The faulty Victorian model

“To adopt a model such as that implemented in the Victorian Charter may amount to an effective withdrawal of the human rights of individuals or corporate entities.”

It is argued that the Victorian Charter of Rights and Responsibilities Act 2006 (Vic) effectively weakens this guarantee of religious freedom by allowing that religious freedom may be subject to “reasonable” limitations, thus derogating from the standard of “necessary” limitations found in Article 18(3) of the ICCPR. The Victorian Charter also omits the rights of parents to ensure the religious and moral education of their children. [4]

To adopt a model such as that implemented in the Victorian Charter may amount to an effective withdrawal of the human rights of individuals or corporate entities. This is an unacceptable proposition for any Charter that purports to protect human rights.

Finding a balance

The balancing of religious freedom rights against other rights will be a necessary task of any proposed charter. The recently released Australian Law Reform Commission’s (ALRC) Freedoms Inquiry Report [5], linked a finding of no significant encroachment upon religious freedom to the ongoing presence of exemptions granted to religious bodies in the context of commonwealth laws.

However, as acknowledged by the ALRC, it has been argued that an exemption regime is not an appropriate vehicle to recognise religious freedom rights, to the extent it infers that religious freedom is not a valid right, but merely an exemption to another valid right.

The ALRC thus put forward for consideration the model of a ‘general limitations’ clause, citing the work of Professors Nicholas Aroney and Patrick Parkinson. Such a clause holds that the right to religious freedom is not unlawful, but for the presence of an “exemption”. It is an equally valid and subsisting right that must be balanced against other rights.

Editor’s Note: The QLD Parliament Human Rights Inquiry has delivered its report and said it is split on whether QLD should introduce human rights legislation, with Government members of the Inquiry committee arguing for the introduction of a Human Rights Act while non-government members voting against. Further discussion is expected on the Inquiry’s report in August.


[1] Church of the New Faith v Commissioner for Pay-roll Tax (Vic) (1983) 154 CLR 120, 130 (Mason ACJ, Brennan J).

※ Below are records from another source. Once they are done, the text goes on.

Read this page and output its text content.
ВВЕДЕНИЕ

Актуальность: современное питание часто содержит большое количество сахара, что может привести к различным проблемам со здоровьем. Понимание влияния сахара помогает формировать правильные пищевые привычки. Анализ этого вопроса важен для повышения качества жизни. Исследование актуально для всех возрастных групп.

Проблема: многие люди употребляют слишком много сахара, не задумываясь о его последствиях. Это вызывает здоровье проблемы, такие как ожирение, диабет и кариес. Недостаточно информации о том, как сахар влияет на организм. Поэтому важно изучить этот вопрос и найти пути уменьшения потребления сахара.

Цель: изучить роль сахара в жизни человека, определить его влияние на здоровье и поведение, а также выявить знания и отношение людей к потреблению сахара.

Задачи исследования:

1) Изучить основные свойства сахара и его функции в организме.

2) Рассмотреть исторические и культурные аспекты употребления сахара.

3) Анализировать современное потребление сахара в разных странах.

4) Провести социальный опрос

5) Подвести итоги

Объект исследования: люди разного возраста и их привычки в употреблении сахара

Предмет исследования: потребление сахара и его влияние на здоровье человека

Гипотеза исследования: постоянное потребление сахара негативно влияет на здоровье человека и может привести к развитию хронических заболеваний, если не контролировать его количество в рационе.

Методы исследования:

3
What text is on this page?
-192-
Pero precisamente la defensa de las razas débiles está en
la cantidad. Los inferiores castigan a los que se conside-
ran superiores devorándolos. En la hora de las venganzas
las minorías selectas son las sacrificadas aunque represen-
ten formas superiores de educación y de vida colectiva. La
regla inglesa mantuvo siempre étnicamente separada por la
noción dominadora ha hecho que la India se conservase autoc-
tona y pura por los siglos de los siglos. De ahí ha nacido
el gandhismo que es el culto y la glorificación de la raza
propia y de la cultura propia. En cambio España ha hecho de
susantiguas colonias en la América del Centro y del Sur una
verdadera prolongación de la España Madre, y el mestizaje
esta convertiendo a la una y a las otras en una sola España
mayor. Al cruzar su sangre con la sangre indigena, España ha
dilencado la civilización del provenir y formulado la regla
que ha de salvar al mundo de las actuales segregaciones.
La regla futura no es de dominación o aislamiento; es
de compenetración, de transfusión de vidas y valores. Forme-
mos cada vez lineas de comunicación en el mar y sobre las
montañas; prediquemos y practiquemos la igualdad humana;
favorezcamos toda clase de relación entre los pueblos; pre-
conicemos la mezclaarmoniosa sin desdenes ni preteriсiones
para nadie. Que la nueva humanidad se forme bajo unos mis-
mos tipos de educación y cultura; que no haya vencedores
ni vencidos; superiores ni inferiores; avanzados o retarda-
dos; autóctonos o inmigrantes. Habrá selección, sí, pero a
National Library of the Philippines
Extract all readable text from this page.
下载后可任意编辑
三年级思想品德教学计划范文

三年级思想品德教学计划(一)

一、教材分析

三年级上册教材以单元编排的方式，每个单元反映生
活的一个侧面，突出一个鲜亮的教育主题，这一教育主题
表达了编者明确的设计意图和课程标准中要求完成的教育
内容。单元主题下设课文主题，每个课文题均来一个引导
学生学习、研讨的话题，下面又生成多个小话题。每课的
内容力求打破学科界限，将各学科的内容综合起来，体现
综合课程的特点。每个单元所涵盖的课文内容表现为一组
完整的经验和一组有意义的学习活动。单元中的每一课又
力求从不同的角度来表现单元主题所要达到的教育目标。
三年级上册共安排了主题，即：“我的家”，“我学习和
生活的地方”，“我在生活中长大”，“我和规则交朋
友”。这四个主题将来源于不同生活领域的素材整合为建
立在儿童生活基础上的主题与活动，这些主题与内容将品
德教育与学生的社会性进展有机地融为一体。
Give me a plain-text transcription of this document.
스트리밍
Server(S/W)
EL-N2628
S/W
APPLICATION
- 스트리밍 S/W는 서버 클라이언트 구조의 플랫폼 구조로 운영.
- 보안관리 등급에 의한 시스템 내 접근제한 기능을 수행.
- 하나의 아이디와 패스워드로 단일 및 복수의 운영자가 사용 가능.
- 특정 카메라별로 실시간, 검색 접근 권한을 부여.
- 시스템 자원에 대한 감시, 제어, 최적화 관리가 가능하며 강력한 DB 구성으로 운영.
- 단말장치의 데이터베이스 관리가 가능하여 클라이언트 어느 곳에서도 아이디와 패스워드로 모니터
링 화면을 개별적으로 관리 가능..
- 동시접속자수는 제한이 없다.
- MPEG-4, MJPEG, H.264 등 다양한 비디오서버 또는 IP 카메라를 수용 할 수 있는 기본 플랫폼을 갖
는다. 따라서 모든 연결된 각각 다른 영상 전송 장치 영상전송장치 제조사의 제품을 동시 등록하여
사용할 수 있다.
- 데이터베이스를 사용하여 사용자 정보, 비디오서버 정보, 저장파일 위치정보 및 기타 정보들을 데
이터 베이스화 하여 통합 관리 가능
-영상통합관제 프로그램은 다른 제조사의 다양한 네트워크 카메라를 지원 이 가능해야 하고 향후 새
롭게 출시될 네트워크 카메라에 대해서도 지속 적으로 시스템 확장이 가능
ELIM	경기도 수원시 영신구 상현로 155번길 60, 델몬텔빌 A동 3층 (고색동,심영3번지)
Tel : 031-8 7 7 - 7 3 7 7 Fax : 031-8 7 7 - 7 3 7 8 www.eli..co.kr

[2] Michael McConnell, “Why Is Religious Freedom the ‘First Freedom’?” (2000) 21 Cardozo Law Review 1243.

[3] International Covenant on Civil and Political Rights Article 18(3).

[4] Article 18(4) of the ICCPR, by which “States Parties … undertake to have respect for the liberty of parents … to ensure the religious and moral education of their children in conformity with their own convictions.”

[5] Australian Law Reform Commission 2016, Traditional Rights and Freedoms—Encroachments by Commonwealth Laws (ALRC Report 129), published on 02 March 2016, available at, accessed 02 March 2016.